Psicol. USP v.5 n.1-2 São Paulo  1994

 

RESENHA

 

Poesia e psicoterapia

 

 

Ana Maria Loffredo, A CARA E O ROSTO. ENSAIO SOBRE GESTALT TERAPIA. São Paulo, Ed. Escuta, 1994.

Este livro de Ana Maria Loffredo, recentemente publicado, tem por tema principal o poético, temática que ao longo do texto sofre profundas alterações: de objetivo a ser alcançado e de objeto a ser pesquisado passa a fio condutor. A atenção da autora vai gradualmente se deslocando do "fazer poético" para "as condições que favorecem a palavra em estado de liberdade, a dialética sutil entre abandono e rigor, o exercício do diálogo entre pensamento disciplinado e a imaginação criadora".

Lembrando-me de Otávio Paz, diria, trata-se de uma pesquisa que busca a concentração neste ponto de conjunção delicada entre trabalho e inspiração. Na ânsia de precisar mais acuradamente seu objeto de pesquisa, a autora diz: "se a poesia está em estado de liberdade e não tem dono, o que importa é delinear como se forma o ninho para que nele se aninhe a potencialidade de sua emergência".

E precisa:

no espaço terapêutico, cujos limites se desenham através dos pressupostos que o sustentam, recorta-se uma espécie de moldura. Esta será depositária de conteúdos, imprevisíveis, mutantes que, simultânea e paradoxalmente, testam sua eficácia como promotora de sua possibilidade. Pois que o quadro, prenhe de imaginário, contido na necessária, inevitável e essencial moldura, sempre a transcende.

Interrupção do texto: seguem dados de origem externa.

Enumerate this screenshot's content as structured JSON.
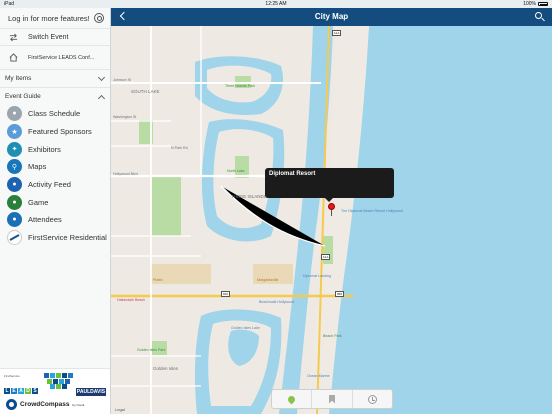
{
  "status_bar": {
    "left": "iPad",
    "time": "12:25 AM",
    "battery": "100%"
  },
  "sidebar": {
    "login_text": "Log in for more features!",
    "switch_event": "Switch Event",
    "event_name": "FirstService LEADS Conf...",
    "my_items": "My Items",
    "event_guide": "Event Guide",
    "nav_items": [
      {
        "label": "Class Schedule",
        "icon": "class-schedule-icon",
        "color": "#9aa5ad"
      },
      {
        "label": "Featured Sponsors",
        "icon": "featured-sponsors-icon",
        "color": "#5a9bd8"
      },
      {
        "label": "Exhibitors",
        "icon": "exhibitors-icon",
        "color": "#1f8fb3"
      },
      {
        "label": "Maps",
        "icon": "maps-icon",
        "color": "#1976b8"
      },
      {
        "label": "Activity Feed",
        "icon": "activity-feed-icon",
        "color": "#1e63b0"
      },
      {
        "label": "Game",
        "icon": "game-icon",
        "color": "#2a7f3a"
      },
      {
        "label": "Attendees",
        "icon": "attendees-icon",
        "color": "#1a6fb6"
      },
      {
        "label": "FirstService Residential",
        "icon": "firstservice-residential-icon",
        "color": "#ffffff"
      }
    ],
    "footer": {
      "tagline": "FirstService",
      "leads_letters": [
        "L",
        "E",
        "A",
        "D",
        "S"
      ],
      "paul_davis": "PAULDAVIS",
      "crowdcompass": "CrowdCompass",
      "crowdcompass_by": "by Cvent"
    }
  },
  "header": {
    "title": "City Map"
  },
  "map": {
    "callout_title": "Diplomat Resort",
    "legal": "Legal",
    "labels": {
      "south_lake": "SOUTH LAKE",
      "three_islands": "THREE ISLANDS",
      "three_islands_park": "Three Islands Park",
      "ocean_drive": "N Ocean Dr",
      "n_park_rd": "N Park Rd",
      "johnson_st": "Johnson St",
      "washington_st": "Washington St",
      "hollywood_blvd": "Hollywood Blvd",
      "golden_isles": "Golden Isles",
      "golden_isles_park": "Golden Isles Park",
      "diplomat_landing": "Diplomat Landing",
      "beachwalk": "Beachwalk Hollywood",
      "margaritaville": "Margaritaville",
      "publix": "Publix",
      "hallandale_beach": "Hallandale Beach",
      "diplomat_resort": "The Diplomat Beach Resort Hollywood",
      "oceanfront": "Oceanfront Park",
      "gulfstream": "Gulfstream Park",
      "state_a1a": "A1A",
      "route_820": "820",
      "route_858": "858",
      "north_lake": "North Lake",
      "fire": "Fire Station",
      "golden_lake": "Golden Isles Lake",
      "wells": "Wellness Center",
      "ocean_marine": "Ocean Marine",
      "beach_park": "Beach Park",
      "sea_marina": "Sea Marina"
    }
  },
  "toolbar": {
    "items": [
      "location-pin-icon",
      "bookmark-icon",
      "alarm-clock-icon"
    ]
  }
}
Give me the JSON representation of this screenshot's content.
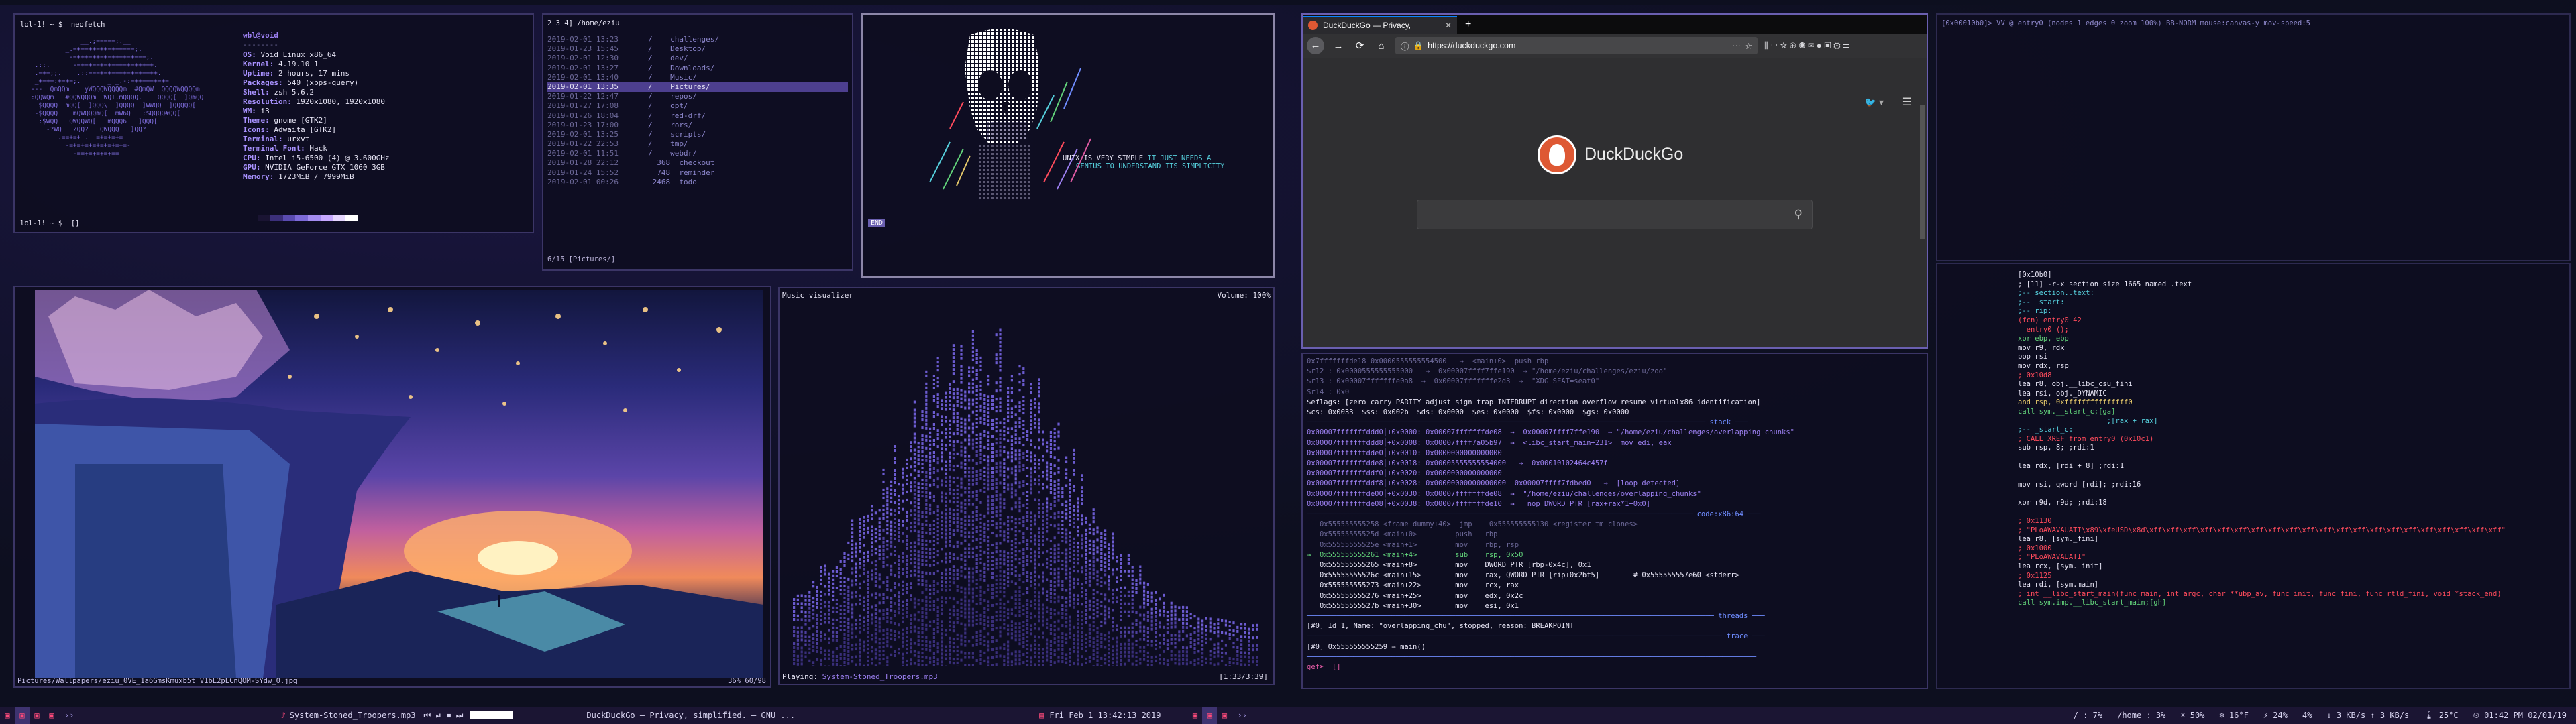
{
  "neofetch": {
    "prompt": "lol-1! ~ $  neofetch",
    "user_host": "wbl@void",
    "separator": "--------",
    "fields": [
      {
        "k": "OS:",
        "v": "Void Linux x86_64"
      },
      {
        "k": "Kernel:",
        "v": "4.19.10_1"
      },
      {
        "k": "Uptime:",
        "v": "2 hours, 17 mins"
      },
      {
        "k": "Packages:",
        "v": "540 (xbps-query)"
      },
      {
        "k": "Shell:",
        "v": "zsh 5.6.2"
      },
      {
        "k": "Resolution:",
        "v": "1920x1080, 1920x1080"
      },
      {
        "k": "WM:",
        "v": "i3"
      },
      {
        "k": "Theme:",
        "v": "gnome [GTK2]"
      },
      {
        "k": "Icons:",
        "v": "Adwaita [GTK2]"
      },
      {
        "k": "Terminal:",
        "v": "urxvt"
      },
      {
        "k": "Terminal Font:",
        "v": "Hack"
      },
      {
        "k": "CPU:",
        "v": "Intel i5-6500 (4) @ 3.600GHz"
      },
      {
        "k": "GPU:",
        "v": "NVIDIA GeForce GTX 1060 3GB"
      },
      {
        "k": "Memory:",
        "v": "1723MiB / 7999MiB"
      }
    ],
    "bar_colors": [
      "#1a1433",
      "#3b2f7a",
      "#5a4bb0",
      "#7d6ad8",
      "#a48cf0",
      "#c6a8ff",
      "#e6d6ff",
      "#ffffff"
    ],
    "end_prompt": "lol-1! ~ $  []"
  },
  "ranger": {
    "title": "2 3 4] /home/eziu",
    "rows": [
      {
        "d": "2019-02-01 13:23",
        "n": "/    challenges/"
      },
      {
        "d": "2019-01-23 15:45",
        "n": "/    Desktop/"
      },
      {
        "d": "2019-02-01 12:30",
        "n": "/    dev/"
      },
      {
        "d": "2019-02-01 13:27",
        "n": "/    Downloads/"
      },
      {
        "d": "2019-02-01 13:40",
        "n": "/    Music/"
      },
      {
        "d": "2019-02-01 13:35",
        "n": "/    Pictures/",
        "sel": true
      },
      {
        "d": "2019-01-22 12:47",
        "n": "/    repos/"
      },
      {
        "d": "2019-01-27 17:08",
        "n": "/    opt/"
      },
      {
        "d": "2019-01-26 18:04",
        "n": "/    red-drf/"
      },
      {
        "d": "2019-01-23 17:00",
        "n": "/    rors/"
      },
      {
        "d": "2019-02-01 13:25",
        "n": "/    scripts/"
      },
      {
        "d": "2019-01-22 22:53",
        "n": "/    tmp/"
      },
      {
        "d": "2019-02-01 11:51",
        "n": "/    webdr/"
      },
      {
        "d": "2019-01-28 22:12",
        "n": "  368  checkout"
      },
      {
        "d": "2019-01-24 15:52",
        "n": "  748  reminder"
      },
      {
        "d": "2019-02-01 00:26",
        "n": " 2468  todo"
      }
    ],
    "footer": "6/15 [Pictures/]"
  },
  "skull": {
    "line1a": "UNIX IS VERY SIMPLE ",
    "line1b": "IT JUST NEEDS A",
    "line2": "GENIUS TO UNDERSTAND ITS SIMPLICITY",
    "end": "END"
  },
  "browser": {
    "tab_title": "DuckDuckGo — Privacy,",
    "tab_close": "✕",
    "new_tab": "+",
    "url": "https://duckduckgo.com",
    "dots": "···",
    "brand": "DuckDuckGo",
    "twitter": "🐦 ▾",
    "menu": "☰",
    "search_icon": "⚲",
    "nav_back": "←",
    "nav_fwd": "→",
    "nav_reload": "⟳",
    "nav_home": "⌂",
    "toolbar_icons": "⫼ ▭ ☆ ⊕ ◉ ✉ ● ▣ ⚙ ☰"
  },
  "r2top": {
    "header": "[0x00010b0]> VV @ entry0 (nodes 1 edges 0 zoom 100%) BB-NORM mouse:canvas-y mov-speed:5"
  },
  "r2": {
    "lines": [
      {
        "t": "[0x10b0]",
        "c": "wht"
      },
      {
        "t": "; [11] -r-x section size 1665 named .text",
        "c": "wht"
      },
      {
        "t": ";-- section..text:",
        "c": "cy"
      },
      {
        "t": ";-- _start:",
        "c": "cy"
      },
      {
        "t": ";-- rip:",
        "c": "cy"
      },
      {
        "t": "(fcn) entry0 42",
        "c": "red"
      },
      {
        "t": "  entry0 ();",
        "c": "red"
      },
      {
        "t": "xor ebp, ebp",
        "c": "grn"
      },
      {
        "t": "mov r9, rdx",
        "c": "wht"
      },
      {
        "t": "pop rsi",
        "c": "wht"
      },
      {
        "t": "mov rdx, rsp",
        "c": "wht"
      },
      {
        "t": "; 0x10d8",
        "c": "red"
      },
      {
        "t": "lea r8, obj.__libc_csu_fini",
        "c": "wht"
      },
      {
        "t": "lea rsi, obj._DYNAMIC",
        "c": "wht"
      },
      {
        "t": "and rsp, 0xfffffffffffffff0",
        "c": "yel"
      },
      {
        "t": "call sym.__start_c;[ga]",
        "c": "grn"
      },
      {
        "t": "                     ;[rax + rax]",
        "c": "cy"
      },
      {
        "t": ";-- _start_c:",
        "c": "cy"
      },
      {
        "t": "; CALL XREF from entry0 (0x10c1)",
        "c": "red"
      },
      {
        "t": "sub rsp, 8; ;rdi:1",
        "c": "wht"
      },
      {
        "t": "",
        "c": "wht"
      },
      {
        "t": "lea rdx, [rdi + 8] ;rdi:1",
        "c": "wht"
      },
      {
        "t": "",
        "c": "wht"
      },
      {
        "t": "mov rsi, qword [rdi]; ;rdi:16",
        "c": "wht"
      },
      {
        "t": "",
        "c": "wht"
      },
      {
        "t": "xor r9d, r9d; ;rdi:18",
        "c": "wht"
      },
      {
        "t": "",
        "c": "wht"
      },
      {
        "t": "; 0x1130",
        "c": "red"
      },
      {
        "t": "; \"PLoAWAVAUATI\\x89\\xfeUSD\\x8d\\xff\\xff\\xff\\xff\\xff\\xff\\xff\\xff\\xff\\xff\\xff\\xff\\xff\\xff\\xff\\xff\\xff\\xff\\xff\\xff\\xff\"",
        "c": "red"
      },
      {
        "t": "lea r8, [sym._fini]",
        "c": "wht"
      },
      {
        "t": "; 0x1000",
        "c": "red"
      },
      {
        "t": "; \"PLoAWAVAUATI\"",
        "c": "red"
      },
      {
        "t": "lea rcx, [sym._init]",
        "c": "wht"
      },
      {
        "t": "; 0x1125",
        "c": "red"
      },
      {
        "t": "lea rdi, [sym.main]",
        "c": "wht"
      },
      {
        "t": "; int __libc_start_main(func main, int argc, char **ubp_av, func init, func fini, func rtld_fini, void *stack_end)",
        "c": "red"
      },
      {
        "t": "call sym.imp.__libc_start_main;[gh]",
        "c": "grn"
      }
    ]
  },
  "gdb": {
    "lines": [
      {
        "t": "0x7fffffffde18 0x0000555555554500   →  <main+0>  push rbp",
        "c": "dim"
      },
      {
        "t": "$r12 : 0x0000555555555000   →  0x00007ffff7ffe190  → \"/home/eziu/challenges/eziu/zoo\"",
        "c": "dim"
      },
      {
        "t": "$r13 : 0x00007fffffffe0a8  →  0x00007fffffffe2d3  →  \"XDG_SEAT=seat0\"",
        "c": "dim"
      },
      {
        "t": "$r14 : 0x0",
        "c": "dim"
      },
      {
        "t": "$eflags: [zero carry PARITY adjust sign trap INTERRUPT direction overflow resume virtualx86 identification]",
        "c": "wht"
      },
      {
        "t": "$cs: 0x0033  $ss: 0x002b  $ds: 0x0000  $es: 0x0000  $fs: 0x0000  $gs: 0x0000",
        "c": "wht"
      },
      {
        "t": "────────────────────────────────────────────────────────────────────────────────────────────── stack ───",
        "c": "blu"
      },
      {
        "t": "0x00007fffffffddd0│+0x0000: 0x00007fffffffde08  →  0x00007ffff7ffe190  → \"/home/eziu/challenges/overlapping_chunks\"",
        "c": "pur"
      },
      {
        "t": "0x00007fffffffddd8│+0x0008: 0x00007ffff7a05b97  →  <libc_start_main+231>  mov edi, eax",
        "c": "pur"
      },
      {
        "t": "0x00007fffffffdde0│+0x0010: 0x0000000000000000",
        "c": "pur"
      },
      {
        "t": "0x00007fffffffdde8│+0x0018: 0x00005555555554000   →  0x00010102464c457f",
        "c": "pur"
      },
      {
        "t": "0x00007fffffffddf0│+0x0020: 0x0000000000000000",
        "c": "pur"
      },
      {
        "t": "0x00007fffffffddf8│+0x0028: 0x00000000000000000  0x00007ffff7fdbed0   →  [loop detected]",
        "c": "pur"
      },
      {
        "t": "0x00007fffffffde00│+0x0030: 0x00007fffffffde08  →  \"/home/eziu/challenges/overlapping_chunks\"",
        "c": "pur"
      },
      {
        "t": "0x00007fffffffde08│+0x0038: 0x00007fffffffde10  →   nop DWORD PTR [rax+rax*1+0x0]",
        "c": "pur"
      },
      {
        "t": "─────────────────────────────────────────────────────────────────────────────────────────── code:x86:64 ───",
        "c": "blu"
      },
      {
        "t": "   0x555555555258 <frame_dummy+40>  jmp    0x555555555130 <register_tm_clones>",
        "c": "dim"
      },
      {
        "t": "   0x55555555525d <main+0>         push   rbp",
        "c": "dim"
      },
      {
        "t": "   0x55555555525e <main+1>         mov    rbp, rsp",
        "c": "dim"
      },
      {
        "t": "→  0x555555555261 <main+4>         sub    rsp, 0x50",
        "c": "grn"
      },
      {
        "t": "   0x555555555265 <main+8>         mov    DWORD PTR [rbp-0x4c], 0x1",
        "c": "wht"
      },
      {
        "t": "   0x55555555526c <main+15>        mov    rax, QWORD PTR [rip+0x2bf5]        # 0x555555557e60 <stderr>",
        "c": "wht"
      },
      {
        "t": "   0x555555555273 <main+22>        mov    rcx, rax",
        "c": "wht"
      },
      {
        "t": "   0x555555555276 <main+25>        mov    edx, 0x2c",
        "c": "wht"
      },
      {
        "t": "   0x55555555527b <main+30>        mov    esi, 0x1",
        "c": "wht"
      },
      {
        "t": "──────────────────────────────────────────────────────────────────────────────────────────────── threads ───",
        "c": "blu"
      },
      {
        "t": "[#0] Id 1, Name: \"overlapping_chu\", stopped, reason: BREAKPOINT",
        "c": "wht"
      },
      {
        "t": "────────────────────────────────────────────────────────────────────────────────────────────────── trace ───",
        "c": "blu"
      },
      {
        "t": "[#0] 0x555555555259 → main()",
        "c": "wht"
      },
      {
        "t": "──────────────────────────────────────────────────────────────────────────────────────────────────────────",
        "c": "blu"
      },
      {
        "t": "gef➤  []",
        "c": "pink"
      }
    ]
  },
  "music": {
    "title": "Music visualizer",
    "volume": "Volume: 100%",
    "playing_label": "Playing: ",
    "track": "System-Stoned_Troopers.mp3",
    "time": "[1:33/3:39]"
  },
  "wallpaper": {
    "path": "Pictures/Wallpapers/eziu_0VE_1a6GmsKmuxb5t V1bL2pLCnQOM-SYdw_0.jpg",
    "info": "36%  60/98"
  },
  "bar": {
    "left_ws": [
      "1",
      "2",
      "3",
      "4"
    ],
    "arrows1": "››",
    "now_playing": "System-Stoned_Troopers.mp3",
    "ctrl": "⏮ ⏯ ⏹ ⏭",
    "window_title": "DuckDuckGo — Privacy, simplified. — GNU ...",
    "date_icon": "▤",
    "date": "Fri Feb  1 13:42:13 2019",
    "right_ws": [
      "1",
      "2",
      "3"
    ],
    "arrows2": "››",
    "stats": [
      "/ : 7%",
      "/home : 3%",
      "☀ 50%",
      "❄ 16°F",
      "⚡ 24%",
      "4%",
      "↓ 3 KB/s  ↑ 3 KB/s",
      "🌡 25°C",
      "⏲ 01:42 PM 02/01/19"
    ]
  }
}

Foi então que meu interesse convergiu para o método através do qual se operacionaliza o trabalho terapêutico, método que procura as condições para que a especificidade criativa desse espaço possa se realizar.

Ou seja, o espaço terapêutico, de lugar onde inadvertidamente o poético se instala, passa, ao longo do texto, a meio que, por suas características próprias, pode promover o criativo. Da preocupação com o poético, a autora passa a trabalhar com uma questão de método. E o exercício da sua própria prática, de muitos anos, na Gestalt Terapia justificou, para a autora, essa torção da intencionalidade. E, de meu ponto de vista, acarretou no livro a instalação de um mal-entendido.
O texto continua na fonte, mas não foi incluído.